We spoke about people living with disabilities and finding love recently, but when we do find that Mr or Mrs right what exactly do we expect from them?
One afternoon as I sat in my local city town centre just chilling enjoying the atmosphere, I observe a few people going by sat on their wheelchair while their partner push them along from point A to B.
Most of them was sat in the wheelchair with their arms folded and their facial expression showed of total unhappiness, while their partners struggle to push them along.
What's wrong with that? I am sure some of you would ask. Well a lot, honestly, and I'm quite sure some of you would disagree with what I'm about to say.

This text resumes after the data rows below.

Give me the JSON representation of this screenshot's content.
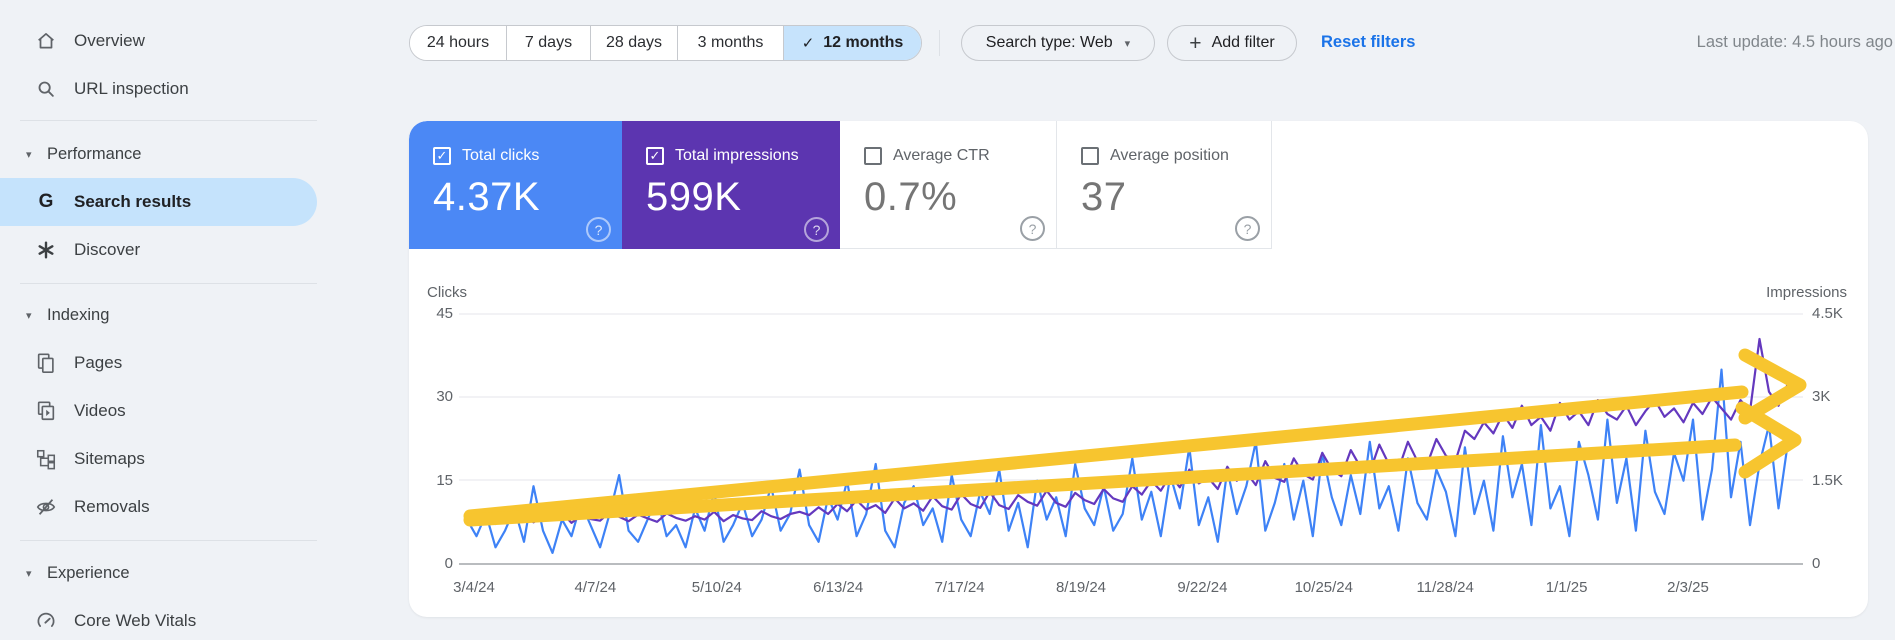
{
  "sidebar": {
    "top_items": [
      {
        "label": "Overview",
        "icon": "home-icon"
      },
      {
        "label": "URL inspection",
        "icon": "search-icon"
      }
    ],
    "sections": [
      {
        "header": "Performance",
        "items": [
          {
            "label": "Search results",
            "icon": "google-g-icon",
            "selected": true
          },
          {
            "label": "Discover",
            "icon": "asterisk-icon",
            "selected": false
          }
        ]
      },
      {
        "header": "Indexing",
        "items": [
          {
            "label": "Pages",
            "icon": "pages-icon",
            "selected": false
          },
          {
            "label": "Videos",
            "icon": "videos-icon",
            "selected": false
          },
          {
            "label": "Sitemaps",
            "icon": "sitemap-icon",
            "selected": false
          },
          {
            "label": "Removals",
            "icon": "eye-off-icon",
            "selected": false
          }
        ]
      },
      {
        "header": "Experience",
        "items": [
          {
            "label": "Core Web Vitals",
            "icon": "gauge-icon",
            "selected": false
          }
        ]
      }
    ]
  },
  "filters": {
    "date_ranges": [
      "24 hours",
      "7 days",
      "28 days",
      "3 months",
      "12 months"
    ],
    "selected_range": "12 months",
    "checkmark": "✓",
    "search_type_label": "Search type: Web",
    "add_filter_label": "Add filter",
    "reset_label": "Reset filters",
    "last_update": "Last update: 4.5 hours ago"
  },
  "metrics": {
    "cards": [
      {
        "label": "Total clicks",
        "value": "4.37K",
        "checked": true,
        "color": "#4B88F5"
      },
      {
        "label": "Total impressions",
        "value": "599K",
        "checked": true,
        "color": "#5C35B0"
      },
      {
        "label": "Average CTR",
        "value": "0.7%",
        "checked": false,
        "color": "#FFFFFF"
      },
      {
        "label": "Average position",
        "value": "37",
        "checked": false,
        "color": "#FFFFFF"
      }
    ],
    "help_glyph": "?"
  },
  "chart_data": {
    "type": "line",
    "x_tick_labels": [
      "3/4/24",
      "4/7/24",
      "5/10/24",
      "6/13/24",
      "7/17/24",
      "8/19/24",
      "9/22/24",
      "10/25/24",
      "11/28/24",
      "1/1/25",
      "2/3/25"
    ],
    "y_axis_left": {
      "label": "Clicks",
      "max": 45,
      "tick_values": [
        45,
        30,
        15,
        0
      ],
      "tick_labels": [
        "45",
        "30",
        "15",
        "0"
      ]
    },
    "y_axis_right": {
      "label": "Impressions",
      "max": 4500,
      "tick_values": [
        4500,
        3000,
        1500,
        0
      ],
      "tick_labels": [
        "4.5K",
        "3K",
        "1.5K",
        "0"
      ]
    },
    "grid": "horizontal",
    "legend_position": "none",
    "series": [
      {
        "name": "Total clicks",
        "axis": "left",
        "color": "#3E82F6",
        "values": [
          8,
          5,
          9,
          3,
          6,
          10,
          4,
          14,
          6,
          2,
          8,
          5,
          11,
          7,
          3,
          9,
          16,
          6,
          4,
          8,
          12,
          5,
          7,
          3,
          10,
          6,
          13,
          4,
          7,
          11,
          5,
          8,
          14,
          6,
          9,
          17,
          7,
          4,
          12,
          8,
          15,
          5,
          9,
          18,
          6,
          3,
          11,
          14,
          7,
          10,
          4,
          16,
          8,
          5,
          13,
          9,
          17,
          6,
          11,
          3,
          15,
          8,
          12,
          5,
          18,
          10,
          7,
          14,
          6,
          9,
          19,
          8,
          13,
          5,
          16,
          10,
          21,
          7,
          12,
          4,
          17,
          9,
          14,
          22,
          6,
          11,
          18,
          8,
          15,
          5,
          20,
          12,
          7,
          16,
          9,
          22,
          10,
          14,
          6,
          19,
          11,
          8,
          17,
          13,
          5,
          21,
          9,
          15,
          6,
          23,
          12,
          18,
          7,
          25,
          10,
          14,
          5,
          22,
          16,
          8,
          26,
          11,
          19,
          6,
          24,
          13,
          9,
          20,
          15,
          26,
          8,
          17,
          35,
          12,
          22,
          7,
          18,
          25,
          10,
          22
        ]
      },
      {
        "name": "Total impressions",
        "axis": "right",
        "color": "#6438BE",
        "values": [
          820,
          760,
          880,
          720,
          840,
          790,
          900,
          750,
          860,
          800,
          920,
          740,
          870,
          810,
          780,
          930,
          850,
          770,
          890,
          820,
          760,
          910,
          830,
          780,
          860,
          800,
          940,
          770,
          880,
          820,
          790,
          950,
          860,
          810,
          900,
          940,
          880,
          1020,
          900,
          1080,
          950,
          1150,
          980,
          1060,
          920,
          1180,
          1000,
          1090,
          960,
          1220,
          1040,
          980,
          1260,
          1080,
          1010,
          1300,
          1060,
          990,
          1240,
          1120,
          1050,
          1320,
          1100,
          1030,
          1280,
          1150,
          1080,
          1350,
          1180,
          1120,
          1400,
          1250,
          1500,
          1320,
          1600,
          1380,
          1700,
          1450,
          1550,
          1350,
          1750,
          1500,
          1650,
          1420,
          1850,
          1550,
          1480,
          1900,
          1620,
          1520,
          2000,
          1700,
          1580,
          2050,
          1750,
          1650,
          2150,
          1800,
          1700,
          2200,
          1850,
          1780,
          2250,
          1950,
          1850,
          2400,
          2250,
          2550,
          2350,
          2700,
          2450,
          2850,
          2500,
          2650,
          2400,
          2900,
          2600,
          2750,
          2500,
          2950,
          2700,
          2600,
          2850,
          2500,
          2750,
          2950,
          2650,
          2800,
          2550,
          2900,
          2700,
          3000,
          2800,
          2600,
          2950,
          2750,
          4050,
          3100,
          2850,
          3250
        ]
      }
    ],
    "annotations": [
      {
        "type": "arrow",
        "color": "#F7C52F",
        "description": "hand-drawn upward trend arrow, upper"
      },
      {
        "type": "arrow",
        "color": "#F7C52F",
        "description": "hand-drawn upward trend arrow, lower"
      }
    ]
  }
}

But sometimes our partners need to be carried too. Our partners are just like us, they do things during the day.
Some probably go to work, some work at home, on top of that they might have a hard day at work, but they are still there supporting and nurturing our needs even leaving themselves on done.
We can't be selfish and think of our own feelings and needs while our partners also has issues happening in their lives, we should balance the scales.

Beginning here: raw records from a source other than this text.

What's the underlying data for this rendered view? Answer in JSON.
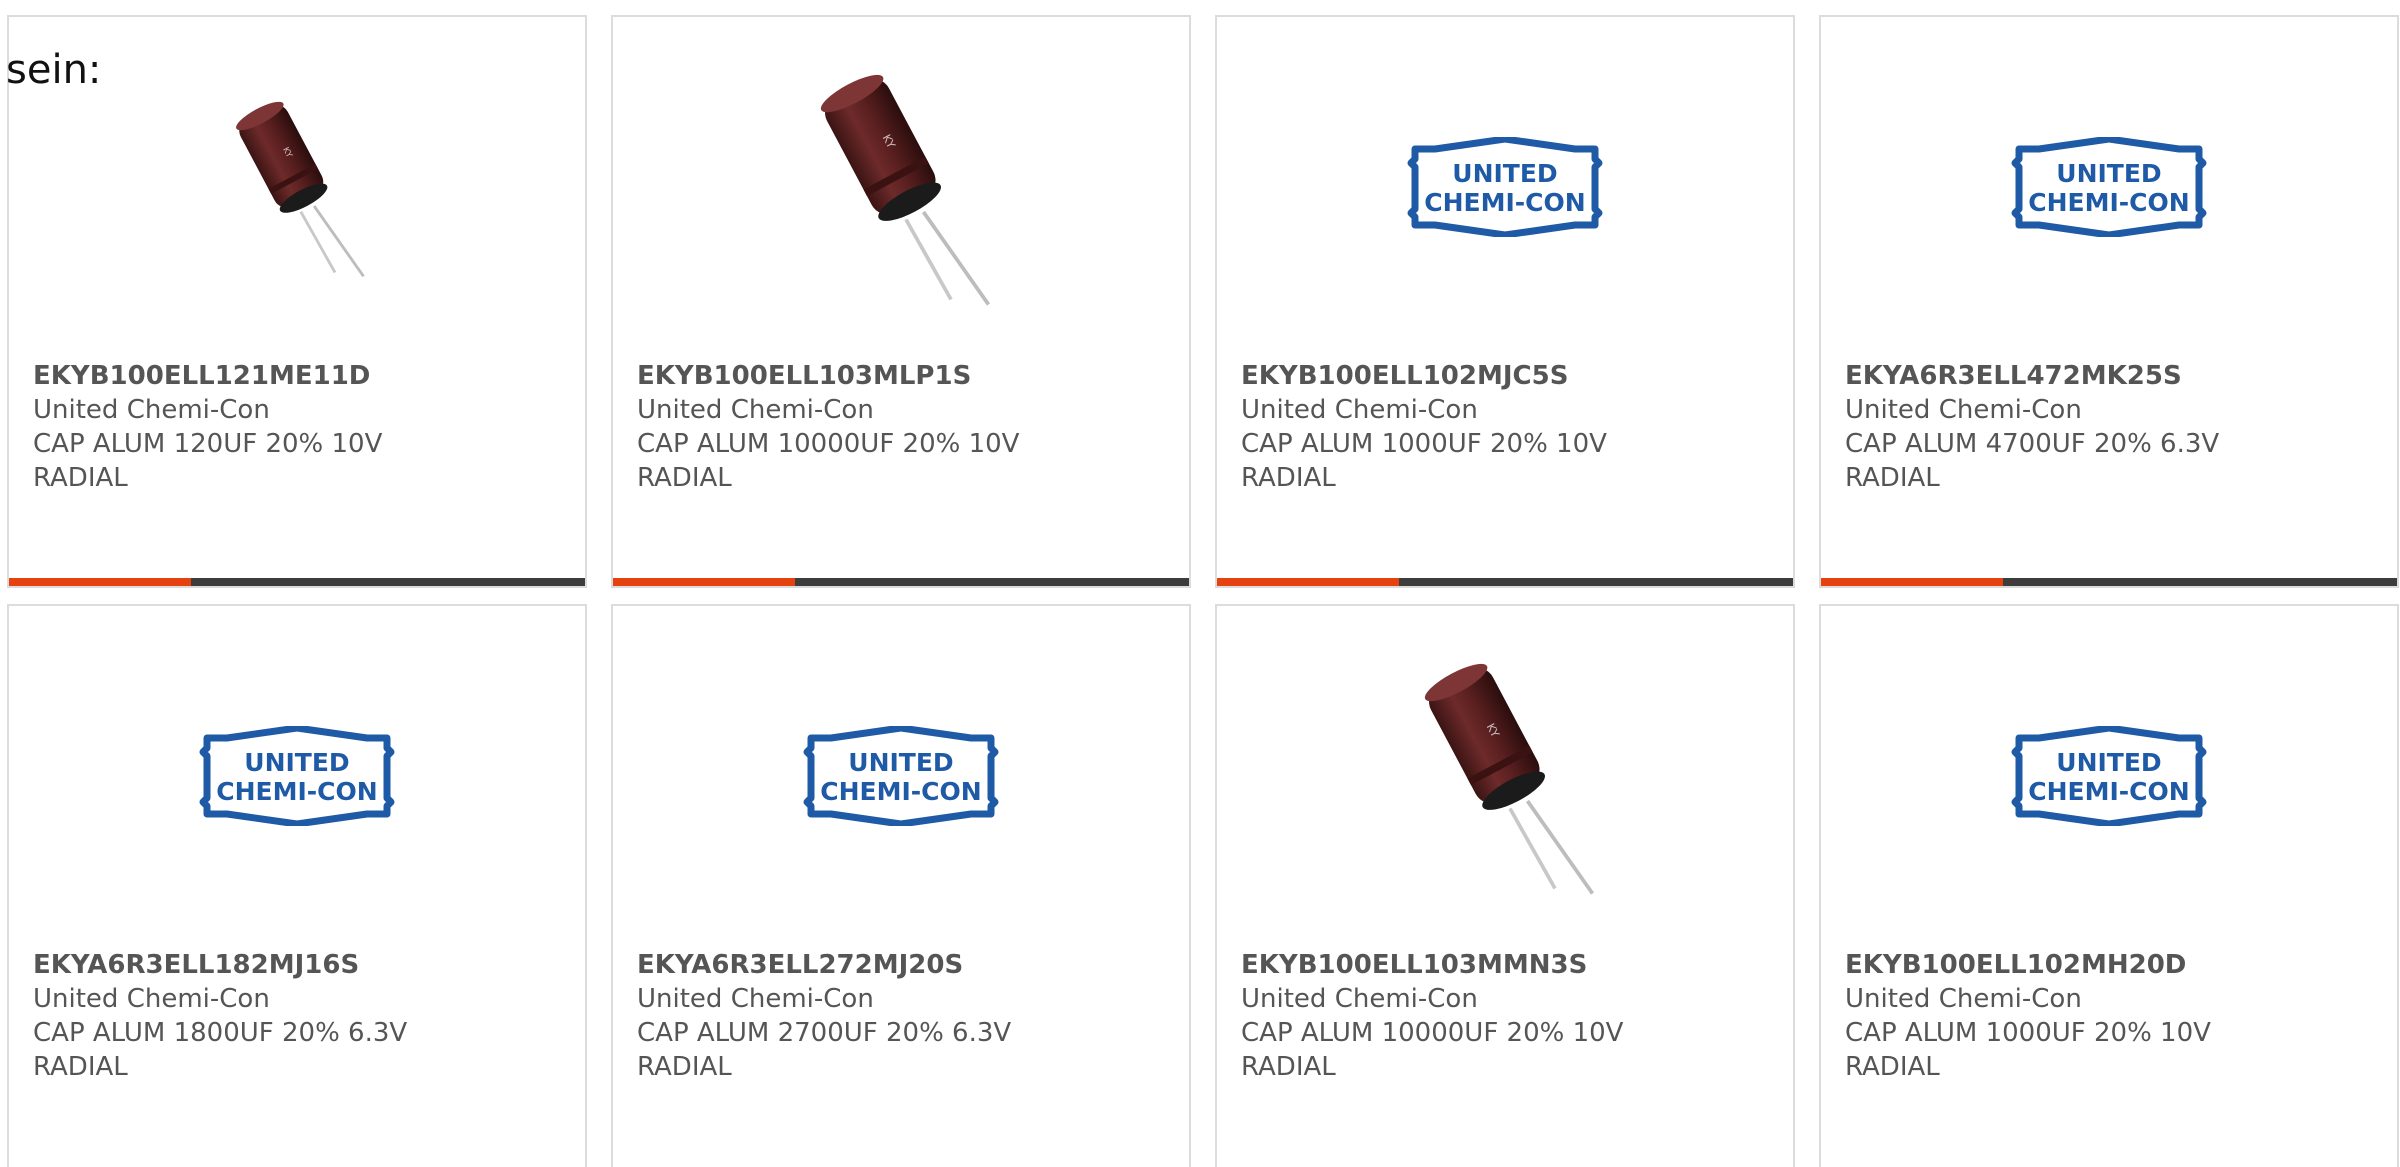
{
  "intro_text": "sein:",
  "colors": {
    "accent": "#e5420f",
    "bar": "#3d3d3d",
    "text": "#555555",
    "logo_blue": "#1f5aa6"
  },
  "logo_lines": [
    "UNITED",
    "CHEMI-CON"
  ],
  "cards": [
    {
      "part_number": "EKYB100ELL121ME11D",
      "manufacturer": "United Chemi-Con",
      "description_line1": "CAP ALUM 120UF 20% 10V",
      "description_line2": "RADIAL",
      "image": "capacitor-small-photo",
      "show_bar": true
    },
    {
      "part_number": "EKYB100ELL103MLP1S",
      "manufacturer": "United Chemi-Con",
      "description_line1": "CAP ALUM 10000UF 20% 10V",
      "description_line2": "RADIAL",
      "image": "capacitor-large-photo",
      "show_bar": true
    },
    {
      "part_number": "EKYB100ELL102MJC5S",
      "manufacturer": "United Chemi-Con",
      "description_line1": "CAP ALUM 1000UF 20% 10V",
      "description_line2": "RADIAL",
      "image": "united-chemi-con-logo",
      "show_bar": true
    },
    {
      "part_number": "EKYA6R3ELL472MK25S",
      "manufacturer": "United Chemi-Con",
      "description_line1": "CAP ALUM 4700UF 20% 6.3V",
      "description_line2": "RADIAL",
      "image": "united-chemi-con-logo",
      "show_bar": true
    },
    {
      "part_number": "EKYA6R3ELL182MJ16S",
      "manufacturer": "United Chemi-Con",
      "description_line1": "CAP ALUM 1800UF 20% 6.3V",
      "description_line2": "RADIAL",
      "image": "united-chemi-con-logo",
      "show_bar": false
    },
    {
      "part_number": "EKYA6R3ELL272MJ20S",
      "manufacturer": "United Chemi-Con",
      "description_line1": "CAP ALUM 2700UF 20% 6.3V",
      "description_line2": "RADIAL",
      "image": "united-chemi-con-logo",
      "show_bar": false
    },
    {
      "part_number": "EKYB100ELL103MMN3S",
      "manufacturer": "United Chemi-Con",
      "description_line1": "CAP ALUM 10000UF 20% 10V",
      "description_line2": "RADIAL",
      "image": "capacitor-large-photo",
      "show_bar": false
    },
    {
      "part_number": "EKYB100ELL102MH20D",
      "manufacturer": "United Chemi-Con",
      "description_line1": "CAP ALUM 1000UF 20% 10V",
      "description_line2": "RADIAL",
      "image": "united-chemi-con-logo",
      "show_bar": false
    }
  ]
}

Make life easier, for example if there's nothing wrong with your hands and there's a cup right there within your reach. Don't call your partner away to leave whatever their doing, so they could fetch you that cup.
Another thing I've noticed just because we use a wheelchair or suffer from some type of disability we tend to become dependent on our partners, family and friends as if it's their duty. It's not.
There are people living with serious disability conditions, whom, wholly and solely needs the round the clock care.
And there are those that has a disability that isn't as serious and think it's the end of the world and their daily responsibilities becomes someone else's.
We should not throw such burdens and responsibilities on our partners with the expectations that it's now their responsibility
What we should do is push as much as possible to stay totally in control of our independence, so at the end of the day our partners won't start feeling overwhelmed, resentful and avoid you.
Some people use their disabilities to seek attention, pity love and affection, but this is not the way.
It would help, even improve your relationship with your partners when you try to be more independent.